Um soluço pode ser provocado por mudanças bruscas de temperatura, por quadros de estresse ou ingestão de bebidas, como as várias que José Carlos anuncia com bordões antológicos, casos da caninha Oncinha, Brahma chope, café Canaã (“sempre tem no Maracanã!”), conhaque São João da Barra. Porém, como locutores mal têm tempo de virar um copo d’água, as causas só podem ter sido externas, culpa de fatores vindos de fora da cabine. Três hipóteses me pareciam as mais lógicas:
1ª) José Carlos Araújo, 60 anos de carreira, mais jogos narrados do que o canal Warner reprisou o filme “Legalmente loira”, via seu organismo em colapso ao perceber, meu deus do céu, que estava prestes a narrar um “hat trick” de Cirino, que não marcava desde 2018. Um “truque da cartola” (ou o bom e velho “barba, cabelo e bigode”) do atacante seria tão improvável quando o citado Sinatra pegar o microfone no Maracanã, durante seu concerto em 1980, e puxar a canção “Fuscão preto”. Bizarro demais, até para o interminável fôlego do Garotinho;
2ª) O soluço teria razões fonéticas – Garotinho teria ficado com a língua embaralhada de tanto falar “Athletico”, clube agora rebatizado com este “th” anacrônico, o que só piorava diante da presença em campo dos bravos Thuler e Thony Anderson;
E a 3ª), a mais provável, motivada pela intervenção do trepidante Marcos Coelho segundos antes do primeiro soluço:
– Rodinei!
– Hein… – Garotinho cedeu-lhe a palavra.
– Vem aí Rodinei! Torcida do Flamengo vai ao desespero, Garotinho.
Se o caro leitor ou a fiel leitora já visitou uma fornalha no Senegal ou o banheiro de um pé-sujo na Lapa, pode medir o calor produzido por 52 mil torcedores em fúria ao escutar que, em vez de Arrascaeta, a esperança da virada seria o lateral Rodinei, ainda por cima de cabelos platinados. Nem a glote do âncora podia suportar sem convulsionar.
– Bola para Éverton Ribeiro! É o Flamengo do Ziraldo, o papai do Meni… – HIC – Maluquinho!
Ouvido colado no radinho, a torcida agora era só agonia: será que ele aguenta até o fim? Vai pedir para sair ou largar tudo para tomar um pouco de água? Coitado, como ele vai sair dessa, se faltam 15 minutos? Como se percebe, no caldeirão em ebulição em que se transformava o Maraca, o Garotinho e o treinador Abel viviam dramas até parecidos.
O árbitro, esse profissional do sadismo, tratou então de estender o suspense: sete minutos de acréscimos, e o Garotinho narrava assim:
– E olha o Mengão de novo! Bola para Wi..HIC Arão!

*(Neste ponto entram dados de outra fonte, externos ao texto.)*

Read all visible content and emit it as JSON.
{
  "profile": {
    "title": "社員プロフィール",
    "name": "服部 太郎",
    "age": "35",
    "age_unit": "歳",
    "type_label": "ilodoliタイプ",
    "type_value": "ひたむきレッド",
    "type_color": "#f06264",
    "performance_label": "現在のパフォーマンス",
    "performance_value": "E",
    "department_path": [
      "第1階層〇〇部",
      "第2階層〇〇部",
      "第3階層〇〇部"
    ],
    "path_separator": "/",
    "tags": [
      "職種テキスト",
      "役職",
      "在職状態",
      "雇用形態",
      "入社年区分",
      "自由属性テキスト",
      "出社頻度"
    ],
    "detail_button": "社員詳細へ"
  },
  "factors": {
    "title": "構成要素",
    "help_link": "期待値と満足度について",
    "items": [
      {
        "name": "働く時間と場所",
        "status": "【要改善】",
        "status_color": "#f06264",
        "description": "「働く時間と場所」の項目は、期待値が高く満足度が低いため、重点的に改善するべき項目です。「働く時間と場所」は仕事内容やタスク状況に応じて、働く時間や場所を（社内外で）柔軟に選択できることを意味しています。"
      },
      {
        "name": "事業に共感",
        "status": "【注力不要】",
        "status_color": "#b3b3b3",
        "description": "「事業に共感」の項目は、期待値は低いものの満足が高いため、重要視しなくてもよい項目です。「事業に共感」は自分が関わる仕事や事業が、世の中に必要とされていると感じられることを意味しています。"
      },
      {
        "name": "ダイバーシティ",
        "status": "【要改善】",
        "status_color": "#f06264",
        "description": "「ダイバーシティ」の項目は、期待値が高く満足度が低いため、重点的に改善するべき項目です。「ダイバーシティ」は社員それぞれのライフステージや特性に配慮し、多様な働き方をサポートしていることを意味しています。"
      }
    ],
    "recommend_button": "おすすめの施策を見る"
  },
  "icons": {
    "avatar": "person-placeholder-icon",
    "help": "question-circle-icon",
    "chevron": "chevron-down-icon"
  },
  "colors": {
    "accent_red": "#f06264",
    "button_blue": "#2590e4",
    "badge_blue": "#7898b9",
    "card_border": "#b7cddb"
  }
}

– Chutão de loooonge… A bola vai pra fora! Arriscou bem o – HIC – Diego, Gilsão?
– O Flamengo tá desorga- HIC – nizado, cara…
E então o imprevisto:
– GOOOOOOOOOOOOL! (Narrado com todas as letras O, sem nenhum soluço, em prova cabal de que quem sabe, sabe.)
– Foi ele, Bruno Henrique! Numa cabeçada quase sem ân – HIC – gulo… (Aí sim, não teve jeito.)
O ar engasgado na traqueia de José Carlos, de fato, se libertaria de uma vez por todas aos 50 minutos, quando Renê alçou a bola e o barbichinha Rodrigo Caio, tal qual um jovem rei Artur, cravou a bola no barbante como quem enfiava sua Excalibur no ventre do monstro inimigo. Golaço.
Gritos nas janelas, lágrimas de raiva, socos no volante (“Obrigado a você – HIC – pela carona que me dá!”), choro de Abel e abraços ensandecidos em campo, tudo era permitido. Enquanto os ânimos ainda serenavam, e José Carlos provavelmente gargarejava ou plantava bananeira para solucionar o soluço, o bom e velho Apolinho fazia o sagaz comentário final.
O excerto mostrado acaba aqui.